You can download the first chapter of Wicket In Action for free here:
http://manning.com/dashorst/ and some chapters of Tapestry In Action
here: http://manning.com/lewisship/
Actually, Tapestry in Action is pretty old and covers only Tapestry 3. I would advice downloading chapters 1-4 of 'Enjoying Web Development With Tapestry' (http://www.agileskills2.org/EWDT). This covers Tapestry 4. A lot of changes have been made from Tapestry 3 to Tapestry 4.

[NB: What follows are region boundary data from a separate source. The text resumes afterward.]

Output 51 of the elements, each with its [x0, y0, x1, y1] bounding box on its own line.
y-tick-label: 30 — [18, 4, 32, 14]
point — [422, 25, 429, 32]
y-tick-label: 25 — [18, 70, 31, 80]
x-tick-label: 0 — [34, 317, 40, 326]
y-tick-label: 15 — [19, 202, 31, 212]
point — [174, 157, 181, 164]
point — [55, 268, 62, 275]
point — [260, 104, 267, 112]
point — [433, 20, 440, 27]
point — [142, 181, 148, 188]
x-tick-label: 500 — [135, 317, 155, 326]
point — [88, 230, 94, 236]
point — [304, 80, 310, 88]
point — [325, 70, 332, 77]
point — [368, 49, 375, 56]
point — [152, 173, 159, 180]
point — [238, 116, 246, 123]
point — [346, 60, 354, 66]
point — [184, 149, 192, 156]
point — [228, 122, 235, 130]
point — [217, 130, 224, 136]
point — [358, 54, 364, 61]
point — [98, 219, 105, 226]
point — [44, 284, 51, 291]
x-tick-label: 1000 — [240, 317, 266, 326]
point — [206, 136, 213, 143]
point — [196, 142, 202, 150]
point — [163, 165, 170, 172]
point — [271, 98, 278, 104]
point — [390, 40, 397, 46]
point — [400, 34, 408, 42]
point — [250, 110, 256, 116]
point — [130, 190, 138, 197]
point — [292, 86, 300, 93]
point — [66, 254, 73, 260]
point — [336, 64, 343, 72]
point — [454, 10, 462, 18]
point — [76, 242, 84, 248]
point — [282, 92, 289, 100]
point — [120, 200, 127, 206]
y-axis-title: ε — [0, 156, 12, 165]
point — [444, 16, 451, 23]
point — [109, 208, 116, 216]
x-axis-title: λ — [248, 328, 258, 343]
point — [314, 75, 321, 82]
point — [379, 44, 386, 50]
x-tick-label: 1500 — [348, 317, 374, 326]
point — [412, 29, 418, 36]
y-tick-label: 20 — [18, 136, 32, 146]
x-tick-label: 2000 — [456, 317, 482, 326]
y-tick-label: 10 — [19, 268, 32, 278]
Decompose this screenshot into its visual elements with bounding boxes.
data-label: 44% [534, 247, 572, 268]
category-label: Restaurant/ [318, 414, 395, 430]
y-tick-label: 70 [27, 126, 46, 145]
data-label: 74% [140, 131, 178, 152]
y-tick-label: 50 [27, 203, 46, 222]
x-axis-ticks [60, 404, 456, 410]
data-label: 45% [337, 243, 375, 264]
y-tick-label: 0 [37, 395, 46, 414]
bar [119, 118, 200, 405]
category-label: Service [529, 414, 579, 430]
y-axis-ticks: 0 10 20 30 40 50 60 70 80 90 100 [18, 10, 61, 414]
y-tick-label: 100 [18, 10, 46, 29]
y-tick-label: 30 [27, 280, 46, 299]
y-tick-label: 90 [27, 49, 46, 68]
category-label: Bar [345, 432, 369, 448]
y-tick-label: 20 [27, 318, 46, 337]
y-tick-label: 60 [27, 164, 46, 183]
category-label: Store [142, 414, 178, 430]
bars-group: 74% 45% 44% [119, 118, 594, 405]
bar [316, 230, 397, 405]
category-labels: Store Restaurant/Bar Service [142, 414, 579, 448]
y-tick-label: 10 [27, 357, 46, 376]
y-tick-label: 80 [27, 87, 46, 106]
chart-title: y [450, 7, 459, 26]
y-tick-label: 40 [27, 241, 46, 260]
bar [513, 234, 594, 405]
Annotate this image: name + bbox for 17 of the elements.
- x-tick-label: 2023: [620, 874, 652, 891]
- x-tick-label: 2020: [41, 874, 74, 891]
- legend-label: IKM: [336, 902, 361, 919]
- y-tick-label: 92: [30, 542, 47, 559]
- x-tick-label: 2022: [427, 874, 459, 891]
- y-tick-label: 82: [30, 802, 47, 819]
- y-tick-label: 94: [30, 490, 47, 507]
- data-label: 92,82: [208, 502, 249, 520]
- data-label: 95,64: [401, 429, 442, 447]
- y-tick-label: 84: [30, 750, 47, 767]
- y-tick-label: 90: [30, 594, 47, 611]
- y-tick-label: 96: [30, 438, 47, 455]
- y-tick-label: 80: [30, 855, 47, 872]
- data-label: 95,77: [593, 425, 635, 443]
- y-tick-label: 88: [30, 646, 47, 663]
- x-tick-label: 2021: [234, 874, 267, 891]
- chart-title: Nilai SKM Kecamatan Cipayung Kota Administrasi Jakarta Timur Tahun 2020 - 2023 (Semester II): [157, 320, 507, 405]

I'm just starting to learn Wicket now and I can confirm that learning Wicket is easier that learning Tapestry. I'm sure others on this list can tell you a lot more about Wicket than I can. I personally feel more in control with Tapestry since every part of the framework can be tweaked, overridden and enhanced easily once you know your way around the framework and you have full control of what objects are stored on the session and when and you can let code inject pure html into the page wherever you like if you want to. With Wicket I can quickly start developing pages but it feels like I need to think much harder about how to do things without filling up the Session with data, since it tries much harder to be smart for you behind the scenes. It does this to make the developers more productive, but I don't always trust that kind of smartness and I'm always afraid that any List I'm showing gets stored on the session without me knowing about it. I'm probably just a control-freak and this is just part of the Wicket learning curve. I'm sure I'll feel more comfortable once I get to know it better.

Some things I didn't like about Tapestry:
Classes are abstract (a lot of stuff like getters/setters etc. are injected into the classes at runtime). It saves on boilerplate code, but makes testing harder and makes things less obvious. A lot of injections are done using either XML or Annotations with Strings of text in them. This doesn't give you any type-safety and forces you to continuously browse through the documentation. The learning curve is pretty steep (mainly because of the notorious rewind-phase that confuses a lot of developers) and it seems that every major release is incompatible with previous releases, forcing you to re-learn a lot.

That said, once you know Tapestry, it is very productive and really a pleasure to use. As is Wicket from what I've seen so far.